19/01/12

A Política do Cognitariado

a minha crónica do i de hoje

(e por sinal a última)

Bolseiros de investigação, técnicos de som, secretárias de centros de investigação, professores, fotojornalistas, jovens e velhos actores no cinema como no teatro, jornalistas sem e com carteira, na rádio como na TV, doutorandas e doutorandos da Biologia à Sociologia, todas estas espécies laborais, talvez não fizessem mal em agendar um encontro em que discutissem conjuntamente a sua condição profissional.

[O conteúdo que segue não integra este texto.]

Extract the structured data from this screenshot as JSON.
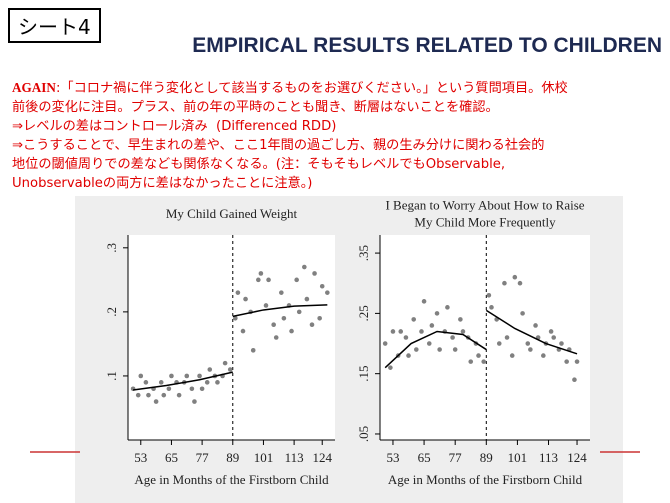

As espécies referidas partilham algumas características e chegou a altura de reunir forças. A característica partilhada mais evidente é a da extrema precariedade da sua situação, particularmente agravada num contexto de crise em que se diz que o importante é manter o essencial, não se entendendo na maior parte dos casos por essencial nem a ciência, nem a educação, nem a cultura, nem os media. Esta será, aliás, uma primeira questão a levantar: pode ser política e democrática uma economia que não discute o que é e o que não é o essencial?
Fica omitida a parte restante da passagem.